I saw an early technical rehearsal in which the performers masterfully ignored microphone pops and hisses and lighting miscues. Those glitches, easy to fix, couldn't detract from "Just This Once." That's a testament to how strong this cast is, and how strong this show is.

Monday, May 11, 2015
Fringe 2015 review: "Just This Once"
Posted By Seth Kubersky on Mon, May 11, 2015 at 11:59 am

The Orlando Museum of Art has finally fully embraced the Fringe this year, opening their auditorium up as the festival’s Gold venue. Between the newly installed color-changing LED lights and comfy padded seats with excellent sightlines, this could become one of the best performance spaces at the Fringe, provided they can work out some sound system snafus.

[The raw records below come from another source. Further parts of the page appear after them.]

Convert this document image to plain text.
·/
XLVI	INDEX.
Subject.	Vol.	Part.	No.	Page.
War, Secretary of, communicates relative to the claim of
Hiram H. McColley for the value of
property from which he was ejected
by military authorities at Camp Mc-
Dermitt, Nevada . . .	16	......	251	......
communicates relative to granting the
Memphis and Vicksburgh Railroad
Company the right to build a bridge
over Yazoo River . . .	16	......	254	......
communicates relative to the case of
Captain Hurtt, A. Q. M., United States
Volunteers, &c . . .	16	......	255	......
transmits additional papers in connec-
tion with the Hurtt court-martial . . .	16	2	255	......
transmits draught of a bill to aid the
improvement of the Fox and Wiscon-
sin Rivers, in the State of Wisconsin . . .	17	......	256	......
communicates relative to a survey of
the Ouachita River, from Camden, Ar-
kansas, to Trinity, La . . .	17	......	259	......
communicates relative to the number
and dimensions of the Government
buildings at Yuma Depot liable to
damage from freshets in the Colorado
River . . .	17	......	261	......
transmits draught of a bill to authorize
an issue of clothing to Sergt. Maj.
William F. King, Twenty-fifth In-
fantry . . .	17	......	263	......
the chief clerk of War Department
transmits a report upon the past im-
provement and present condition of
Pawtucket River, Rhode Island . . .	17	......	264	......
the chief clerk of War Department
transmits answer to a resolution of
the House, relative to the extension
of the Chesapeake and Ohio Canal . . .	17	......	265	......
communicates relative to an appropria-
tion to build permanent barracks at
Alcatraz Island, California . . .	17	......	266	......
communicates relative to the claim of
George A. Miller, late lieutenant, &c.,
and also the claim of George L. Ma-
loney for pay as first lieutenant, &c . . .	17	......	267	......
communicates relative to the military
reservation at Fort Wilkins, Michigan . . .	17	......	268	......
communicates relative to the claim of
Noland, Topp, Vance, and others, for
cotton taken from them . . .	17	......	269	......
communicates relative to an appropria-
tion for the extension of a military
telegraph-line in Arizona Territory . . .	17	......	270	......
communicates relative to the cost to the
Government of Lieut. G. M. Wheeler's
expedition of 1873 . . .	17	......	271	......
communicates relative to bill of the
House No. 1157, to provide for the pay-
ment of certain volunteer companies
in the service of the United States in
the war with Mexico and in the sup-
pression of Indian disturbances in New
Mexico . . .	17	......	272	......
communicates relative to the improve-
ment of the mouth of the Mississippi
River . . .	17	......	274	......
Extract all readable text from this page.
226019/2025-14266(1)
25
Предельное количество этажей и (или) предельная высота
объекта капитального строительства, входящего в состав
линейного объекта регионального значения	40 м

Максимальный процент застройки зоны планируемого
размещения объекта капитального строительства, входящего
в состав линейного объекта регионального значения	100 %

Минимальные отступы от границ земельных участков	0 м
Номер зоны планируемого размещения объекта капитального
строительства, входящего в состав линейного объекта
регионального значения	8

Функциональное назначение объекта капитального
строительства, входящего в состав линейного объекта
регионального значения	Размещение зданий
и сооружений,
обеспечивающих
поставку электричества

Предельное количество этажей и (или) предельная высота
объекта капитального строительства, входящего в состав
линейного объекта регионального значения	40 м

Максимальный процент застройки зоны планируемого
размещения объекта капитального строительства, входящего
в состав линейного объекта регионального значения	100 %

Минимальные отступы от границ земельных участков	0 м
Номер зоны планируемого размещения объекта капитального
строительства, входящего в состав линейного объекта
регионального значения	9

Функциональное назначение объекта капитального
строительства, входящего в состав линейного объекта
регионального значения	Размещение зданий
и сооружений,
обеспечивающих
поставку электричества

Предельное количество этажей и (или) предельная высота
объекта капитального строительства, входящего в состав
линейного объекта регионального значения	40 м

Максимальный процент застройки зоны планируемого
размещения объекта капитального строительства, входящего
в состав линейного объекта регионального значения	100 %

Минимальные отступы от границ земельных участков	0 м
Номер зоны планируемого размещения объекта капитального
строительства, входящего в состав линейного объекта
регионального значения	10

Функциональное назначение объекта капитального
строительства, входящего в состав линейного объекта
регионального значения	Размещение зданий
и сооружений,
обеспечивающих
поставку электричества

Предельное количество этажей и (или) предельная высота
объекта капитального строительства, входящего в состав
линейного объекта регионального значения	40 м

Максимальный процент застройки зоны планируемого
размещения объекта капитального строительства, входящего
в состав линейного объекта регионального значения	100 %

So it’s appropriate that the first Fringe show to preview in this gem of a venue is John B. deHaas’ delicately crafted song cycle "Just This Once." deHaas has been one of Orlando’s most in-demand pianists and prolific composers for nearly two decades, but this piece dates to his days as Williamsburg, Virginia, theme park employee.

Originally written for his 30th birthday, deHaas has revived the work for his 50th, and most of it still feels surprisingly relevant (if endearingly naive) 20 years later. Unlike some of deHaas’ other creations, this song cycle is not a fully formed musical, but a plotless series of loosely related numbers, with little movement and zero dialogue to connect them.

Characters go unnamed, existing only for the length of a song, but a common theme of longing for love links the vignettes together. deHaas’ Broadway pastiche melodies always seem oddly familiar, as if you’ve always known the tune, and if the lyrics aren’t as trickily witty as some of his later work, they a bear straightforward simplicity befitting the show’s tone of insecure optimism.

The cast of "Just This Once" is directed by local favorite Andrea Canny, and includes some of the area’s most talented singers inside (or outside) a theme park: Kevin Kelly, Kelley McGillicuddy, Paul Padilla, Shawn Walsh, Stephanie Warner and Susan Williams. Each gets a solo or two (mostly midtempo power ballads about unrequited love) in which to shine, though my favorites were the comic combos – a barbershop ode to washboard abs, Padilla and Walsh whining about the worst dates they ever had, or Williams and Warner despairing at the deficit of suitable straight men.

A few bits, like a twee lullaby with a trio of mothers-to-be, come across as overly precious, but the bulk are quite charming. The cycle’s best moments come during the full-cast opener and finale; when this entire ensemble joins their beautiful voices, the blend is something you’ll want to hear more than just once.